Moving Mountains

I was listening to Alan Robinson present last week at the Lean Systems Summit about the power of “small ideas.”   Alan wondered aloud why so many organizations continue to pursue the few million dollar ideas while small ideas account for more than 75% of the innovation outcome.

I reflected on a conversation I’d had several weeks earlier with a client, call him Bob,  who was struggling with his Lean journey.

Bob remarked, “I can’t see how we’ll ever make a significant improvement.  Doing anything around here is like moving mountains.”
“How would you go about moving that mountain?” I asked.
“I’d blast,” Bob smiled.

I think that is the answer to Alan Robinson’s question:  When presented with an obstacle, managers are trained to “blast.”   We are paid to get things done; the bigger the obstacle, the more explosives.

The challenge with Lean transformation is that given a choice between dynamite and a large group of people with shovels, most managers will choose the former to get the result.  The results we target are tangible and necessary for the organization’s health: QCD, dramatic Quality, Cost and Delivery improvement are the promise of Lean.  Why not cordon off the area to be improved, and ask the troops with the shovels to step to a safe area while we send in our special forces to blast away? The troops can return afterward to clean-up.   Sound familiar?

“Why would you blast?” I asked Bob.
He responded,  “Because our management says it needs to be done by Friday.  They’re looking for a report out then with hard numbers for results.”
“And would one of those results be level of employee participation?” I asked.
“Not really.”  Bob replied.

The problem with this approach is that if we treat the workplace like a war zone, employees will run for cover when they see change approaching.  “Keep a low profile, and they leave you alone,” one employee confided in me.  When that occurs we have failed to achieve the most important, if intangible, result: employee creativity.   The 75% of innovation that Alan Robinson is describing actually requires many people with shovels.

How many folks in your organization are shoveling?   Let me hear from you.

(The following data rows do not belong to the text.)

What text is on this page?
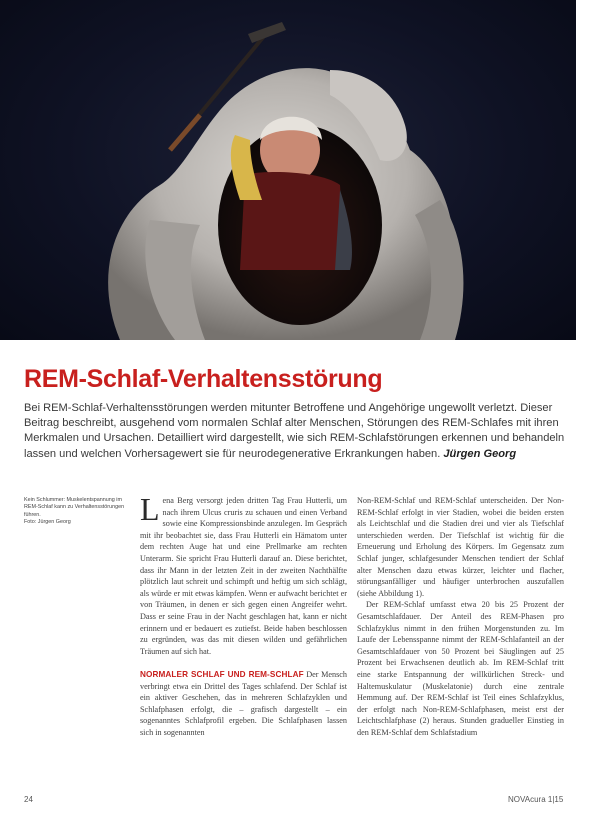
REM-Schlaf-Verhaltensstörung

Bei REM-Schlaf-Verhaltensstörungen werden mitunter Betroffene und Angehörige ungewollt verletzt. Dieser Beitrag beschreibt, ausgehend vom normalen Schlaf alter Menschen, Störungen des REM-Schlafes mit ihren Merkmalen und Ursachen. Detailliert wird dargestellt, wie sich REM-Schlafstörungen erkennen und behandeln lassen und welchen Vorhersagewert sie für neurodegenerative Erkrankungen haben. Jürgen Georg

Kein Schlummer: Muskelentspannung im REM-Schlaf kann zu Verhaltensstörungen führen.
Foto: Jürgen Georg	Lena Berg versorgt jeden dritten Tag Frau Hutterli, um nach ihrem Ulcus cruris zu schauen und einen Verband sowie eine Kompressionsbinde anzulegen. Im Gespräch mit ihr beobachtet sie, dass Frau Hutterli ein Hämatom unter dem rechten Auge hat und eine Prellmarke am rechten Unterarm. Sie spricht Frau Hutterli darauf an. Diese berichtet, dass ihr Mann in der letzten Zeit in der zweiten Nachthälfte plötzlich laut schreit und schimpft und heftig um sich schlägt, als würde er mit etwas kämpfen. Wenn er aufwacht berichtet er von Träumen, in denen er sich gegen einen Angreifer wehrt. Dass er seine Frau in der Nacht geschlagen hat, kann er nicht erinnern und er bedauert es zutiefst. Beide haben beschlossen zu ergründen, was das mit diesen wilden und gefährlichen Träumen auf sich hat.

NORMALER SCHLAF UND REM-SCHLAF Der Mensch verbringt etwa ein Drittel des Tages schlafend. Der Schlaf ist ein aktiver Geschehen, das in mehreren Schlafzyklen und Schlafphasen erfolgt, die – grafisch dargestellt – ein sogenanntes Schlafprofil ergeben. Die Schlafphasen lassen sich in sogenannten

Non-REM-Schlaf und REM-Schlaf unterscheiden. Der Non-REM-Schlaf erfolgt in vier Stadien, wobei die beiden ersten als Leichtschlaf und die Stadien drei und vier als Tiefschlaf unterschieden werden. Der Tiefschlaf ist wichtig für die Erneuerung und Erholung des Körpers. Im Gegensatz zum Schlaf junger, schlafgesunder Menschen tendiert der Schlaf alter Menschen dazu etwas kürzer, leichter und flacher, störungsanfälliger und häufiger unterbrochen auszufallen (siehe Abbildung 1).

Der REM-Schlaf umfasst etwa 20 bis 25 Prozent der Gesamtschlafdauer. Der Anteil des REM-Phasen pro Schlafzyklus nimmt in den frühen Morgenstunden zu. Im Laufe der Lebensspanne nimmt der REM-Schlafanteil an der Gesamtschlafdauer von 50 Prozent bei Säuglingen auf 25 Prozent bei Erwachsenen deutlich ab. Im REM-Schlaf tritt eine starke Entspannung der willkürlichen Streck- und Haltemuskulatur (Muskelatonie) durch eine zentrale Hemmung auf. Der REM-Schlaf ist Teil eines Schlafzyklus, der erfolgt nach Non-REM-Schlafphasen, meist erst der Leichtschlafphase (2) heraus. Stunden gradueller Einstieg in den REM-Schlaf dem Schlafstadium

24	NOVAcura 1|15
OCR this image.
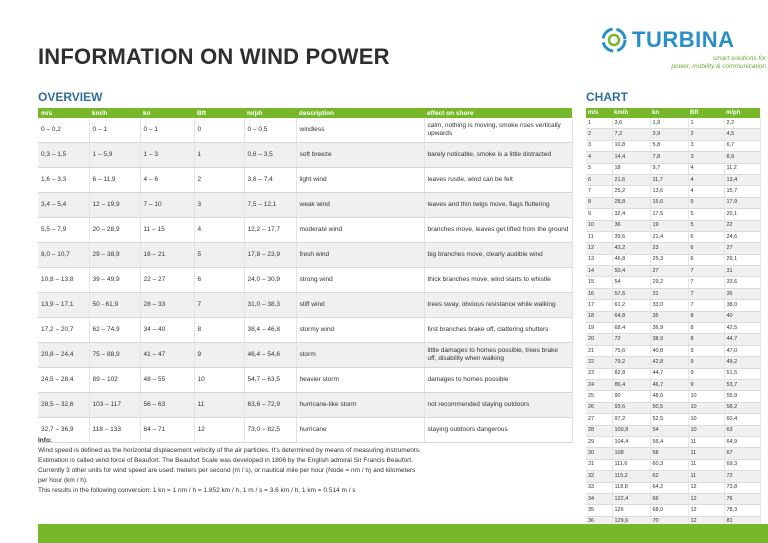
INFORMATION ON WIND POWER
TURBINA
smart solutions for
power, mobility & communication
OVERVIEW	CHART
m/s	km/h	kn	Bft	m/ph	description	effect on shore
0 – 0,2	0 – 1	0 – 1	0	0 – 0,5	windless	calm, nothing is moving, smoke rises vertically upwards
0,3 – 1,5	1 – 5,9	1 – 3	1	0,6 – 3,5	soft breeze	barely noticable, smoke is a little distracted
1,6 – 3,3	6 – 11,9	4 – 6	2	3,6 – 7,4	light wind	leaves rustle, wind can be felt
3,4 – 5,4	12 – 19,9	7 – 10	3	7,5 – 12,1	weak wind	leaves and thin twigs move, flags fluttering
5,5 – 7,9	20 – 28,9	11 – 15	4	12,2 – 17,7	moderate wind	branches move, leaves get lifted from the ground
8,0 – 10,7	29 – 38,9	16 – 21	5	17,8 – 23,9	fresh wind	big branches move, clearly audible wind
10,8 – 13,8	39 – 49,9	22 – 27	6	24,0 – 30,9	strong wind	thick branches move, wind starts to whistle
13,9 – 17,1	50 - 61,9	28 – 33	7	31,0 – 38,3	stiff wind	trees sway, obvious resistance while walking
17,2 – 20,7	62 – 74,9	34 – 40	8	38,4 – 46,8	stormy wind	first branches brake off, clattering shutters
20,8 – 24,4	75 – 88,9	41 – 47	9	46,4 – 54,6	storm	little damages to homes possible, trees brake off, disability when walking
24,5 – 28,4	89 – 102	48 – 55	10	54,7 – 63,5	heavier storm	damages to homes possible
28,5 – 32,6	103 – 117	56 – 63	11	63,6 – 72,9	hurricane-like storm	not recommended staying outdoors
32,7 – 36,9	118 – 133	64 – 71	12	73,0 – 82,5	hurricane	staying outdoors dangerous
m/s	km/h	kn	Bft	m/ph
1	3,6	1,9	1	2,2
2	7,2	3,9	2	4,5
3	10,8	5,8	3	6,7
4	14,4	7,8	3	8,9
5	18	9,7	4	11,2
6	21,6	11,7	4	13,4
7	25,2	13,6	4	15,7
8	28,8	15,6	5	17,9
9	32,4	17,5	5	20,1
10	36	19	5	22
11	39,6	21,4	6	24,6
12	43,2	23	6	27
13	46,8	25,3	6	29,1
14	50,4	27	7	31
15	54	29,2	7	33,6
16	57,6	31	7	36
17	61,2	33,0	7	38,0
18	64,8	35	8	40
19	68,4	36,9	8	42,5
20	72	38,9	8	44,7
21	75,6	40,8	9	47,0
22	79,2	42,8	9	49,2
23	82,8	44,7	9	51,5
24	86,4	46,7	9	53,7
25	90	48,6	10	55,9
26	93,6	50,5	10	58,2
27	97,2	52,5	10	60,4
28	100,8	54	10	63
29	104,4	56,4	11	64,9
30	108	58	11	67
31	111,6	60,3	11	69,3
32	115,2	62	11	72
33	118,8	64,2	12	73,8
34	122,4	66	12	76
35	126	68,0	12	78,3
36	129,6	70	12	81
Info:
Wind speed is defined as the horizontal displacement velocity of the air particles. It's determined by means of measuring instruments.
Estimation is called wind force of Beaufort. The Beaufort Scale was developed in 1806 by the English admiral Sir Francis Beaufort.
Currently 3 other units for wind speed are used: meters per second (m / s), or nautical mile per hour (Node = nm / h) and kilometers
per hour (km / h).
This results in the following conversion: 1 kn = 1 nm / h = 1.852 km / h, 1 m / s = 3.6 km / h, 1 km = 0.514 m / s
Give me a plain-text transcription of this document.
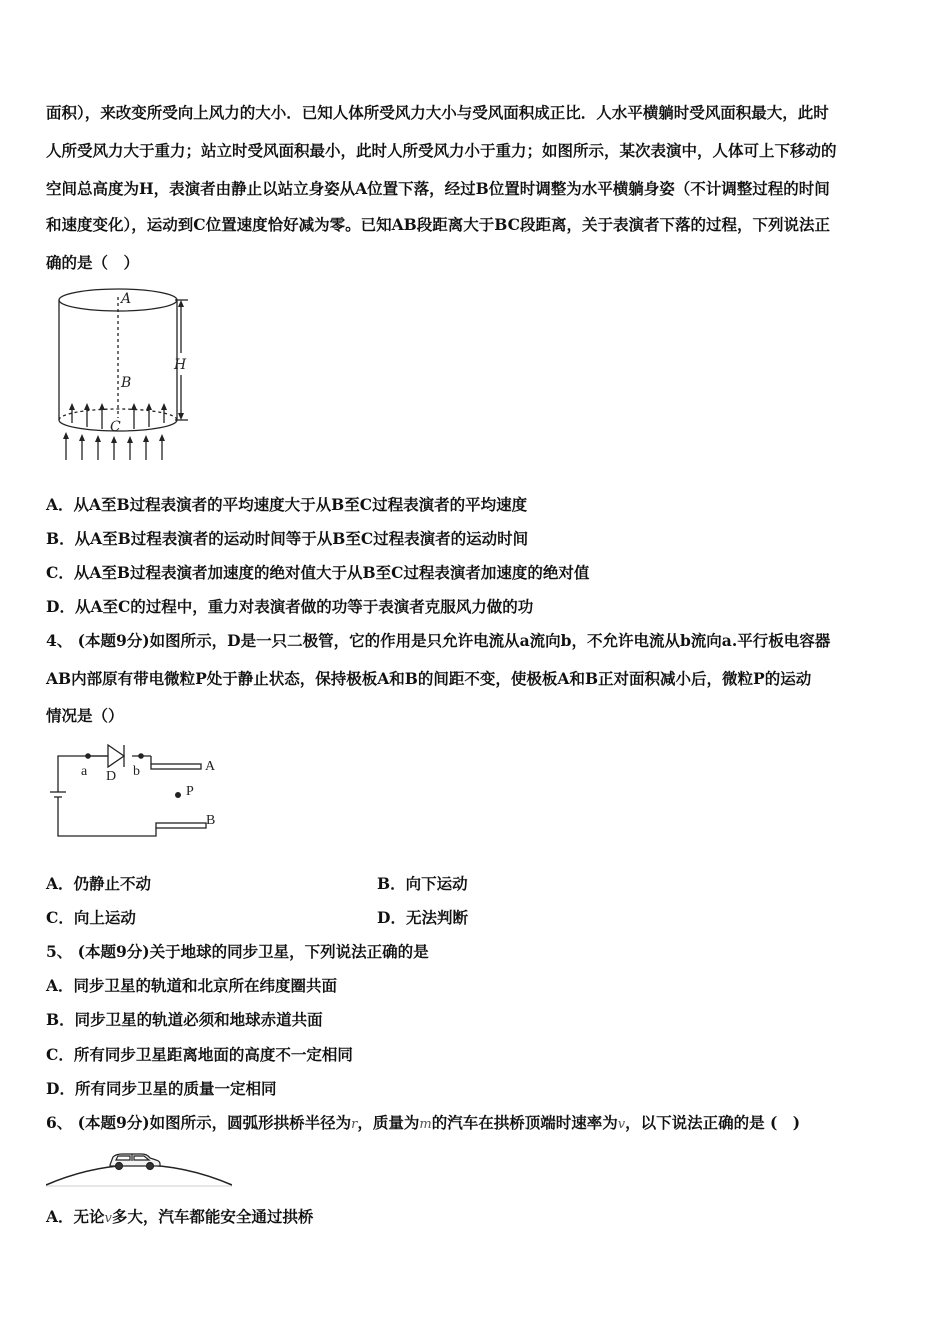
面积），来改变所受向上风力的大小．已知人体所受风力大小与受风面积成正比．人水平横躺时受风面积最大，此时
人所受风力大于重力；站立时受风面积最小，此时人所受风力小于重力；如图所示，某次表演中，人体可上下移动的
空间总高度为H，表演者由静止以站立身姿从A位置下落，经过B位置时调整为水平横躺身姿（不计调整过程的时间
和速度变化），运动到C位置速度恰好减为零。已知AB段距离大于BC段距离，关于表演者下落的过程，下列说法正
确的是（　）
A
B
C
H
A．从A至B过程表演者的平均速度大于从B至C过程表演者的平均速度
B．从A至B过程表演者的运动时间等于从B至C过程表演者的运动时间
C．从A至B过程表演者加速度的绝对值大于从B至C过程表演者加速度的绝对值
D．从A至C的过程中，重力对表演者做的功等于表演者克服风力做的功
4、 (本题9分)如图所示，D是一只二极管，它的作用是只允许电流从a流向b，不允许电流从b流向a.平行板电容器
AB内部原有带电微粒P处于静止状态，保持极板A和B的间距不变，使极板A和B正对面积减小后，微粒P的运动
情况是（）
a D b	A
P
B
A．仍静止不动	B．向下运动
C．向上运动	D．无法判断
5、 (本题9分)关于地球的同步卫星，下列说法正确的是
A．同步卫星的轨道和北京所在纬度圈共面
B．同步卫星的轨道必须和地球赤道共面
C．所有同步卫星距离地面的高度不一定相同
D．所有同步卫星的质量一定相同
6、 (本题9分)如图所示，圆弧形拱桥半径为r，质量为m的汽车在拱桥顶端时速率为v，以下说法正确的是 (　)
A．无论v多大，汽车都能安全通过拱桥
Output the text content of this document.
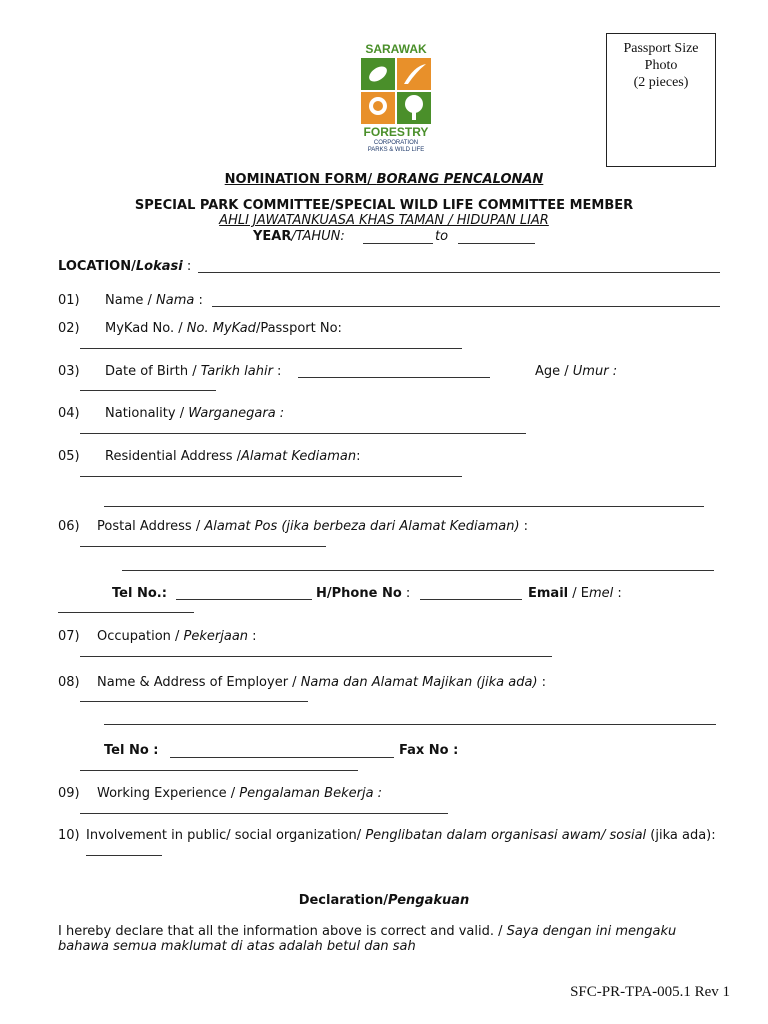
SARAWAK
FORESTRY
CORPORATION
PARKS & WILD LIFE
Passport Size
Photo
(2 pieces)
NOMINATION FORM/ BORANG PENCALONAN
SPECIAL PARK COMMITTEE/SPECIAL WILD LIFE COMMITTEE MEMBER
AHLI JAWATANKUASA KHAS TAMAN / HIDUPAN LIAR
YEAR/TAHUN:	to
LOCATION/Lokasi :
01) Name / Nama :
02) MyKad No. / No. MyKad/Passport No:
03) Date of Birth / Tarikh lahir :	Age / Umur :
04) Nationality / Warganegara :
05) Residential Address /Alamat Kediaman:
06) Postal Address / Alamat Pos (jika berbeza dari Alamat Kediaman) :
Tel No.:	H/Phone No :	Email / Emel :
07) Occupation / Pekerjaan :
08) Name & Address of Employer / Nama dan Alamat Majikan (jika ada) :
Tel No :	Fax No :
09) Working Experience / Pengalaman Bekerja :
10) Involvement in public/ social organization/ Penglibatan dalam organisasi awam/ sosial (jika ada):
Declaration/Pengakuan
I hereby declare that all the information above is correct and valid. / Saya dengan ini mengaku
bahawa semua maklumat di atas adalah betul dan sah
SFC-PR-TPA-005.1 Rev 1
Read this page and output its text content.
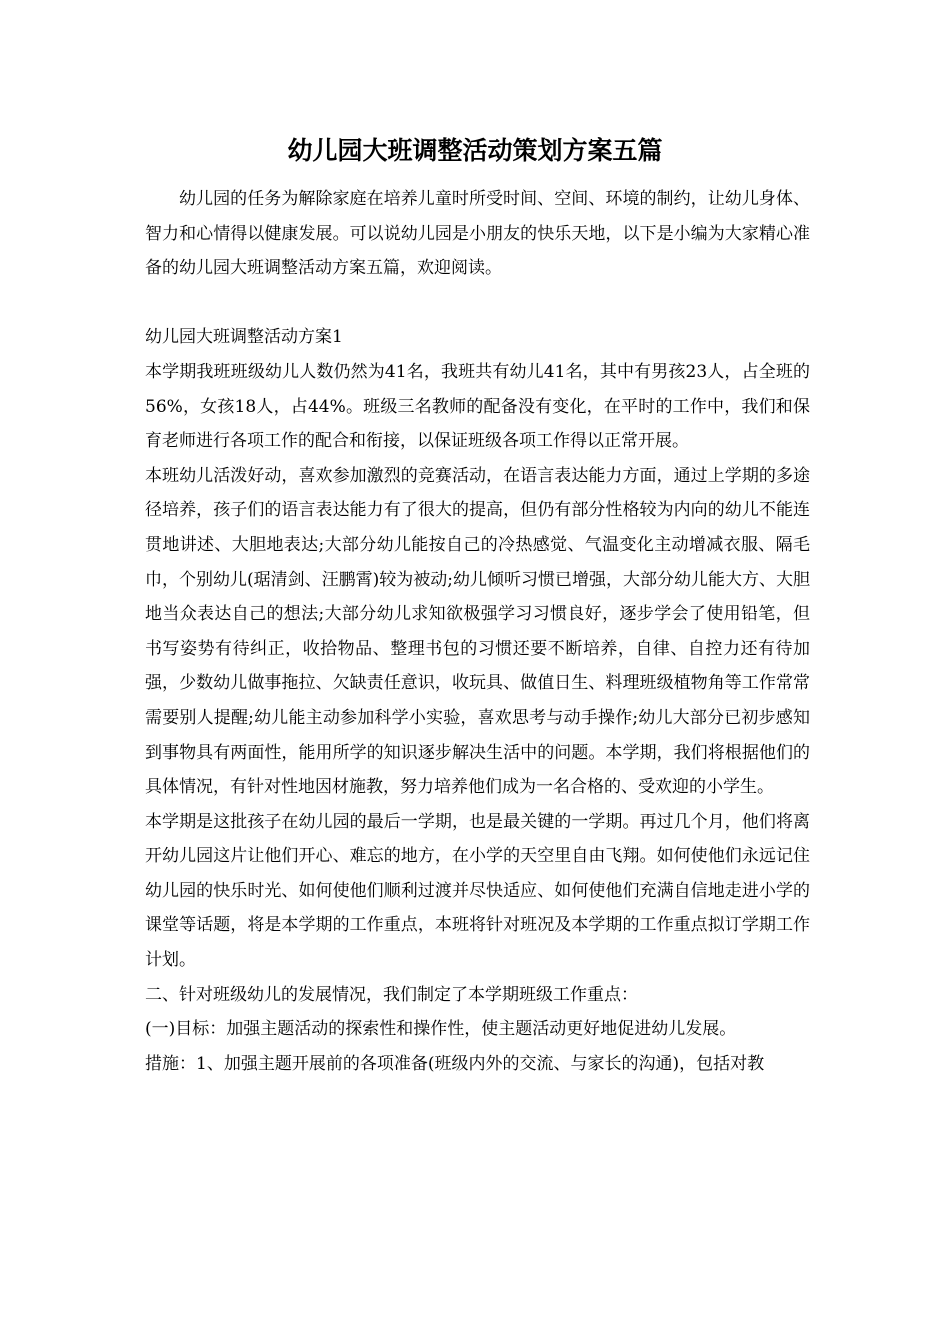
幼儿园大班调整活动策划方案五篇

幼儿园的任务为解除家庭在培养儿童时所受时间、空间、环境的制约，让幼儿身体、智力和心情得以健康发展。可以说幼儿园是小朋友的快乐天地，以下是小编为大家精心准备的幼儿园大班调整活动方案五篇，欢迎阅读。

幼儿园大班调整活动方案1

本学期我班班级幼儿人数仍然为41名，我班共有幼儿41名，其中有男孩23人，占全班的56%，女孩18人，占44%。班级三名教师的配备没有变化，在平时的工作中，我们和保育老师进行各项工作的配合和衔接，以保证班级各项工作得以正常开展。

本班幼儿活泼好动，喜欢参加激烈的竞赛活动，在语言表达能力方面，通过上学期的多途径培养，孩子们的语言表达能力有了很大的提高，但仍有部分性格较为内向的幼儿不能连贯地讲述、大胆地表达;大部分幼儿能按自己的冷热感觉、气温变化主动增减衣服、隔毛巾，个别幼儿(琚清剑、汪鹏霄)较为被动;幼儿倾听习惯已增强，大部分幼儿能大方、大胆地当众表达自己的想法;大部分幼儿求知欲极强学习习惯良好，逐步学会了使用铅笔，但书写姿势有待纠正，收拾物品、整理书包的习惯还要不断培养，自律、自控力还有待加强，少数幼儿做事拖拉、欠缺责任意识，收玩具、做值日生、料理班级植物角等工作常常需要别人提醒;幼儿能主动参加科学小实验，喜欢思考与动手操作;幼儿大部分已初步感知到事物具有两面性，能用所学的知识逐步解决生活中的问题。本学期，我们将根据他们的具体情况，有针对性地因材施教，努力培养他们成为一名合格的、受欢迎的小学生。

本学期是这批孩子在幼儿园的最后一学期，也是最关键的一学期。再过几个月，他们将离开幼儿园这片让他们开心、难忘的地方，在小学的天空里自由飞翔。如何使他们永远记住幼儿园的快乐时光、如何使他们顺利过渡并尽快适应、如何使他们充满自信地走进小学的课堂等话题，将是本学期的工作重点，本班将针对班况及本学期的工作重点拟订学期工作计划。

二、针对班级幼儿的发展情况，我们制定了本学期班级工作重点：

(一)目标：加强主题活动的探索性和操作性，使主题活动更好地促进幼儿发展。

措施：1、加强主题开展前的各项准备(班级内外的交流、与家长的沟通)，包括对教
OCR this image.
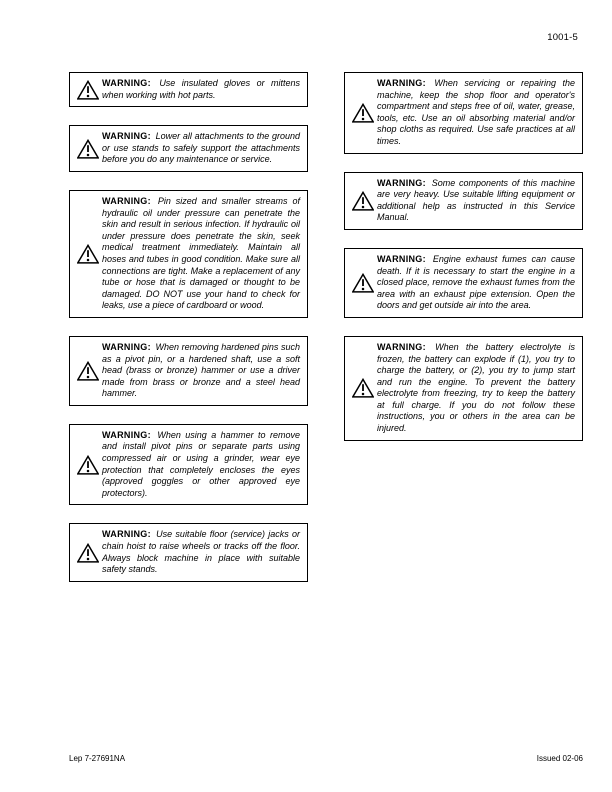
1001-5

WARNING: Use insulated gloves or mittens when working with hot parts.

WARNING: Lower all attachments to the ground or use stands to safely support the attachments before you do any maintenance or service.

WARNING: Pin sized and smaller streams of hydraulic oil under pressure can penetrate the skin and result in serious infection. If hydraulic oil under pressure does penetrate the skin, seek medical treatment immediately. Maintain all hoses and tubes in good condition. Make sure all connections are tight. Make a replacement of any tube or hose that is damaged or thought to be damaged. DO NOT use your hand to check for leaks, use a piece of cardboard or wood.

WARNING: When removing hardened pins such as a pivot pin, or a hardened shaft, use a soft head (brass or bronze) hammer or use a driver made from brass or bronze and a steel head hammer.

WARNING: When using a hammer to remove and install pivot pins or separate parts using compressed air or using a grinder, wear eye protection that completely encloses the eyes (approved goggles or other approved eye protectors).

WARNING: Use suitable floor (service) jacks or chain hoist to raise wheels or tracks off the floor. Always block machine in place with suitable safety stands.

WARNING: When servicing or repairing the machine, keep the shop floor and operator's compartment and steps free of oil, water, grease, tools, etc. Use an oil absorbing material and/or shop cloths as required. Use safe practices at all times.

WARNING: Some components of this machine are very heavy. Use suitable lifting equipment or additional help as instructed in this Service Manual.

WARNING: Engine exhaust fumes can cause death. If it is necessary to start the engine in a closed place, remove the exhaust fumes from the area with an exhaust pipe extension. Open the doors and get outside air into the area.

WARNING: When the battery electrolyte is frozen, the battery can explode if (1), you try to charge the battery, or (2), you try to jump start and run the engine. To prevent the battery electrolyte from freezing, try to keep the battery at full charge. If you do not follow these instructions, you or others in the area can be injured.

Lep 7-27691NA	Issued 02-06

BTW- Alan Robinson will be at our October 5-6 NortheastShingo Conference.

4 thoughts on “Moving Mountains

  1. Karen Wilhelm (@leanreflect)

    Yesterday I was at our town’s little water park, which is surrounded by sand play areas and a large hill (to the under-8 crowd). With all our rain lately, a puddle and small trail of water had started at the top. Gradually, a line of kids accumulated, each running with a bucket containing whatever water they hadn’t spilled on the way, carrying it to the top. You could see the furrow deepening as they played. Maybe a problem for the park maintenance staff, but if they had wanted the “mountain” removed, those kids could have played their way to making it a lot smaller in a few days or weeks. Unless their enthusiasm was discouraged, that is.

  2. Jeremy

    Yes, O.L.D., that’s how management thinks. That blasting to be carried out can be done with a phone call from the office. His boss can visualize dramatic progress and a quick conclusion: “We can close the books on that one!”. All much ‘easier’ than “Managing By Wandering About”, which needs a hardhat, and remembering peoples’ names, and is unpredictable as to time and space….

  3. Christian Paulsen

    Interesting analogy. The big blast will get quick results but could have some unintended consequences. Sending three-quarters of the work force to dig with shovels would be more precise. Those who are closer to the action would see which dirt needs to move and what is already in the right place.